Tonight I feel like plunging right into a big old hornets' nest. I'm going to talk about religion, a topic I usually like to stay away from in this blog. I don't write these posts because I want to be controversial or get under people's skin; I'd rather be entertaining, intentionally or otherwise. And frankly, I'd rather write about myself than about Big Issues like religion. I'm shallow that way.
The great thing about taking on this subject, however, is that in doing so I can express what I believe without having to claim expertise in anything except my own faith. That is what's so appealing about faith in general. It is - or should be - very personal. Let's face it, the know-it-alls just mess it up for the rest of us. So I'm going to profess my faith, which I freely admit is a mishmosh of Roman Catholicism, existential philosophy, feminism, and a dash of misanthropy.

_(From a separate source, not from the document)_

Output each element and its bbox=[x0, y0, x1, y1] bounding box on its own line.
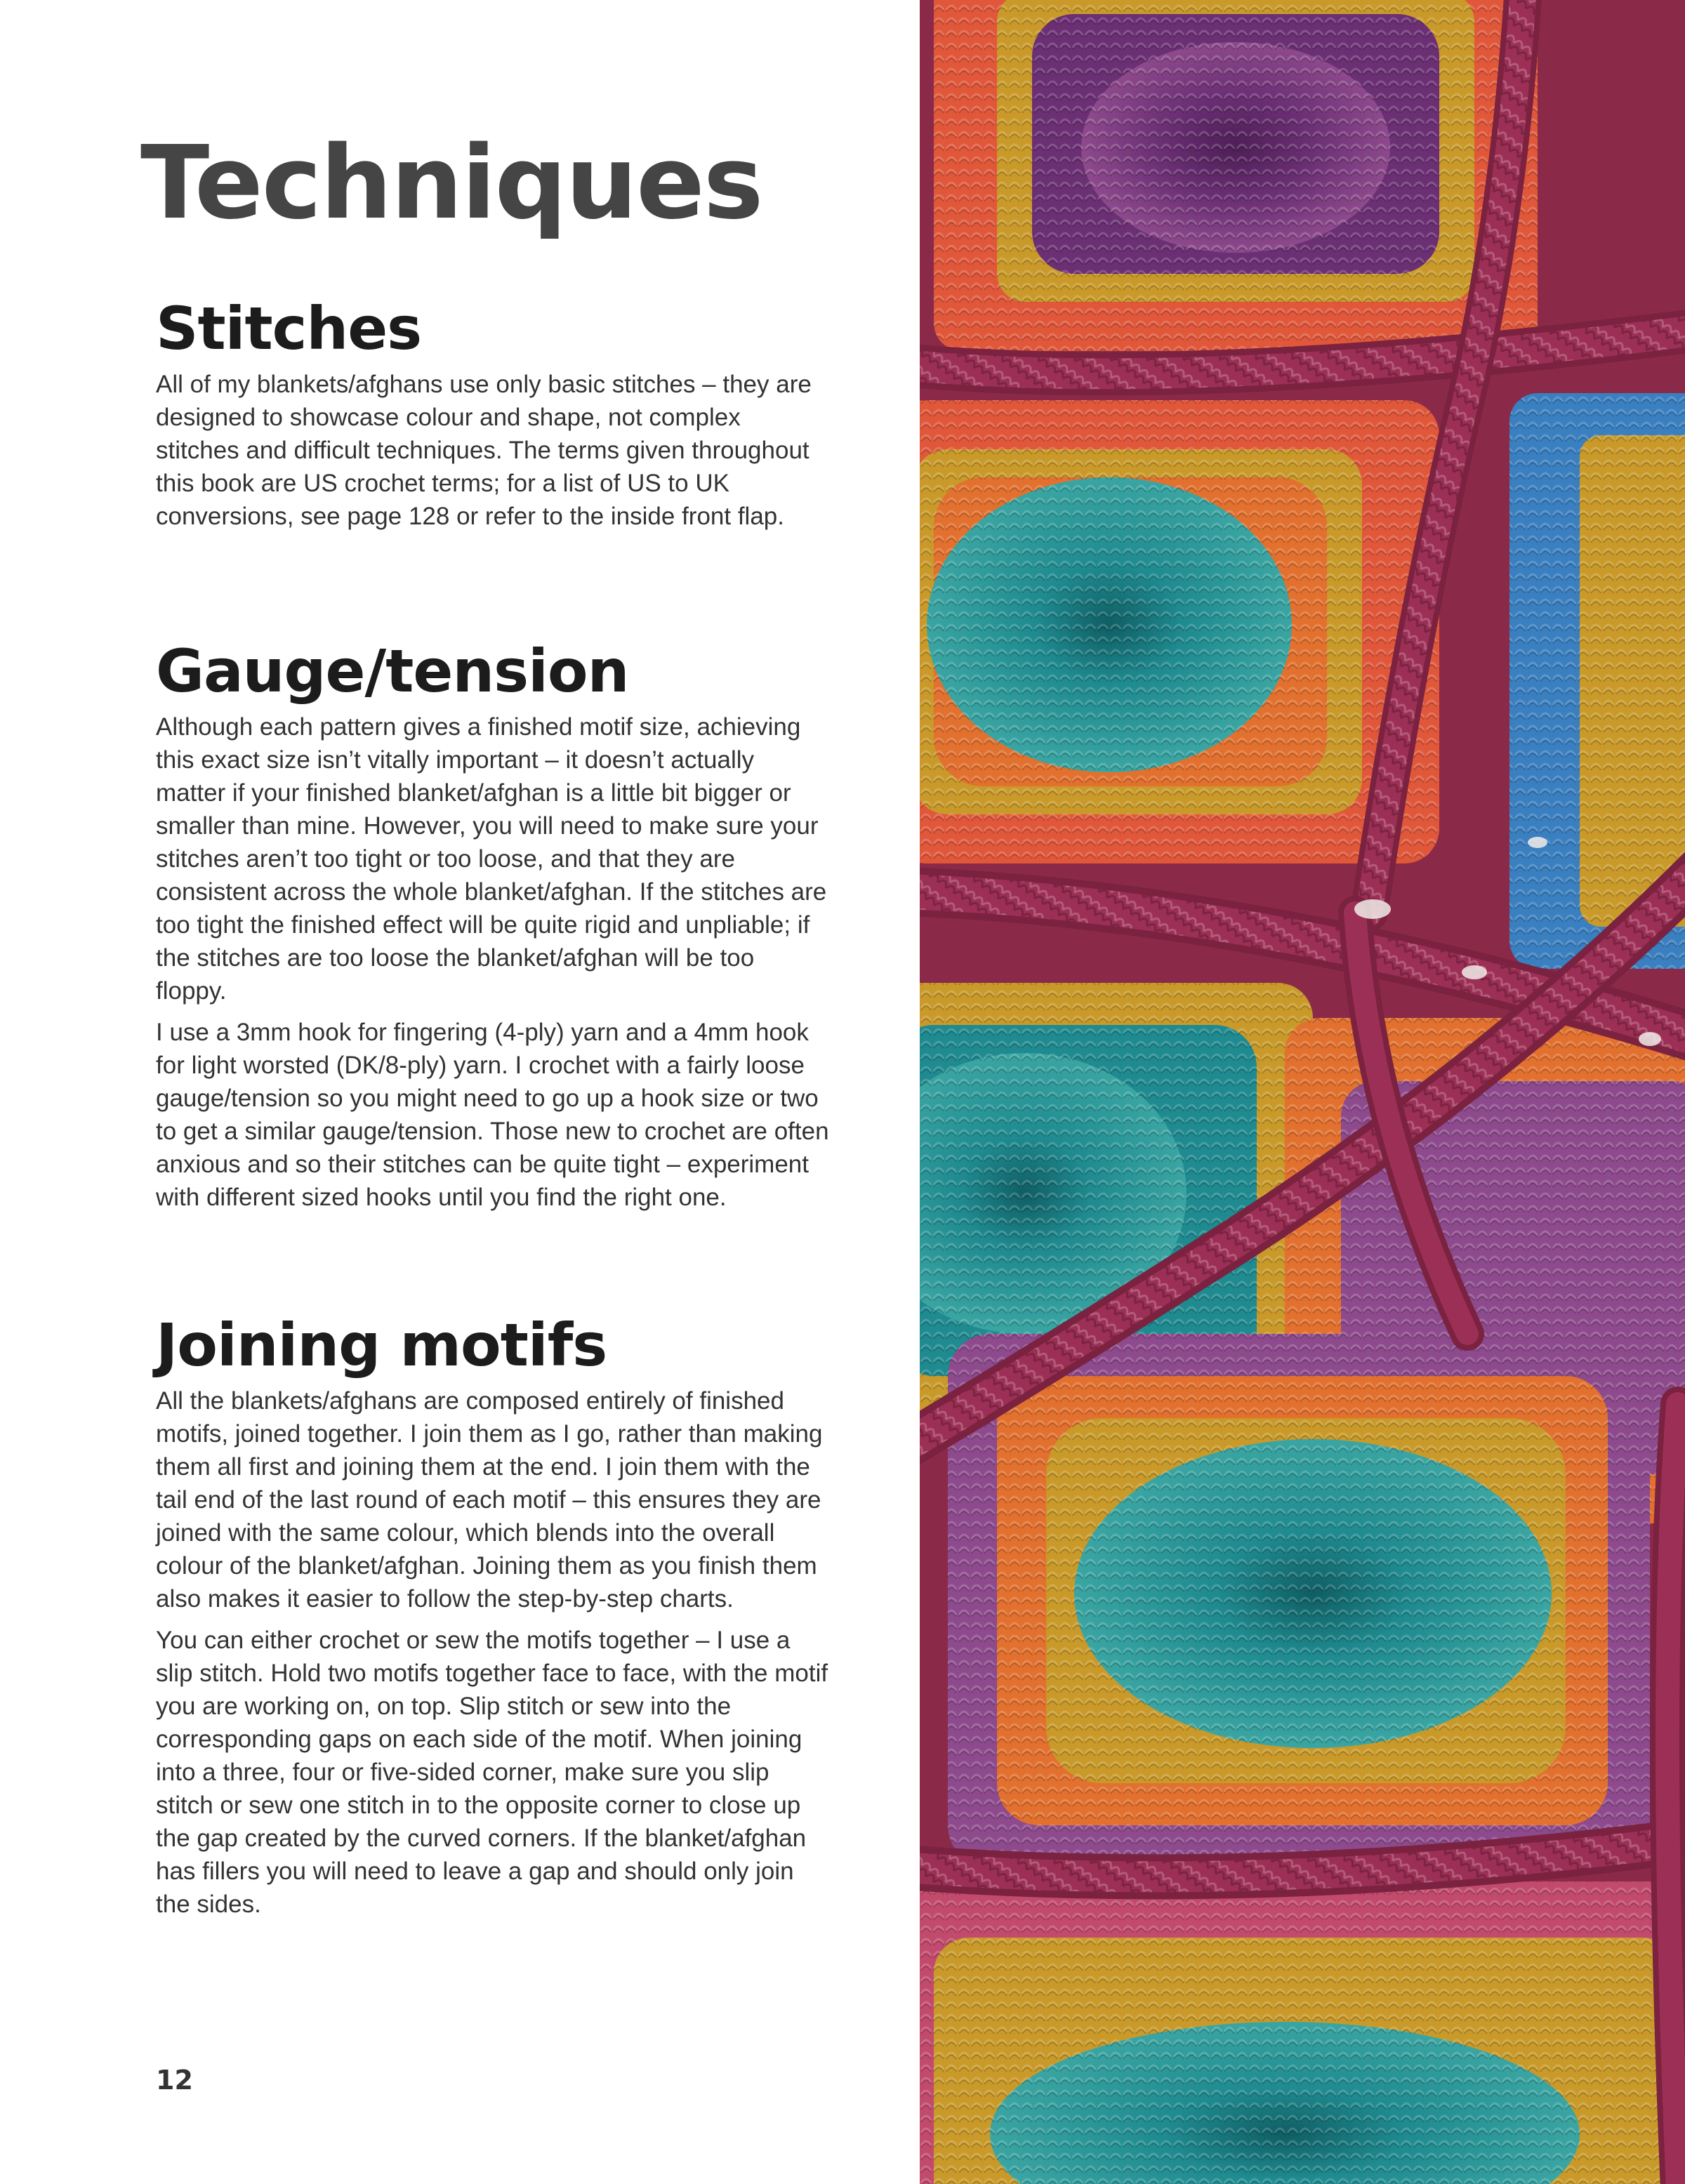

I believe in God. Sorry, Stephen Hawking: Even if, as you headline-grabbingly asserted in your latest book, the universe was capable of spontaneously generating itself without a divine spark, I still call shenanigans on your conclusion that God doesn't exist because He isn't necessary. In my own infinitesimally small corner of the universe, He's necessary to me. After thousands of years of science, philosophy, and wild-ass guesses, there are still mysteries in the universe - big cosmic ones like "what exists past the edge of existence?" and small personal ones like "why do I always have to do the right thing?" I don't have the answers, and since I cannot know, I must believe. I believe there are forces at work that govern our minds, shape our environment, and form patterns where otherwise there would seem to be chaos. I can't see those forces, and I don't understand them. But I accept their existence, and I choose to collectively call them God.
I believe that Jesus was the Son of God. Why not? He was at least a great philospher, an influential spiritual leader, and a good guy. I will accept that God sent Him to us as an emissary to keep our hearts and minds focused on the greater good and obedient to His benevolent will. (Yes, I believe that God's will is benevolent, and none of this nonsense about vengeance or other oligarchal thinkspeak.) I will also accept that not everyone believes the same thing, and I will further accept as valid the beliefs of other faiths with regard to saviors, emissaries, prophets, and the like. I know, I know: Them's excommunicatin' words. So be it. I prefer my faith without a hard crunchy outer shell of ideology. I don't believe these things out of a need to be right, but to feel more at ease with so often being wrong.
I believe that the Bible is a great work of literature. It tells wonderful stories, it records a number of very important sociocultural myths, it preserves for history the customs and social structures of its time, and it contains a lot of really good advice, along with some that is irrelevant if not outrageous. (Beat your kids and stone your wife? Really?) I do not know if it's the divinely inspired word of God - although I don't doubt that some of its authors were inspired by their faith - and I don't believe that complete and literal adherence to its teachings is required. I think it's far more likely that the early Church found it handy to present the Bible as a rulebook in order to maintain control and promote conformity in its members; the larger and potentially more diverse the Church grew, the more advantageous it became to codify philosophy into religious doctrine. Sorry, but I enjoy reading the Bible. I don't enjoy being bludgeoned with it.
I believe that churches are important social institutions. They're community centers; they're launching pads for education, activism, and charitable works; they're a public forum where shared beliefs and commitment to good can thrive and be affirmed. At their best, churches are safe, welcoming, and nourishing of mind, body, and soul. At their worst, they are a physical manifestation of an institutional mindset: rigid, exclusionary, patriarchal. I believe a church that advertises itself loses all credibility, and a minister who becomes a household name is a hypocrite. My faith doesn't involve worshiping buildings or people.
Finally, I believe that religion has been used to justify and perpetrate every form of evil that it claims God Himself deplores, from bigotry to greed to murder. I think there are truly bad people in the world (and have been throughout history), and many of them have cloaked themselves in religion to carry out their evil deeds. Those people make it harder for the rest of us to have faith - I don't know about you, but evil makes me feel scared, small, and powerless. I continue to believe because I want to know that the world can be better, that I can be better, and that those two things are related. All the rest is just the Seven Deadly Sins trying to their best to take over and screw up the cosmic balance.
Pardon my mixing of spiritual traditions. Some would call that heresy. Let 'em believe what they want to believe. It's all good. I believe that.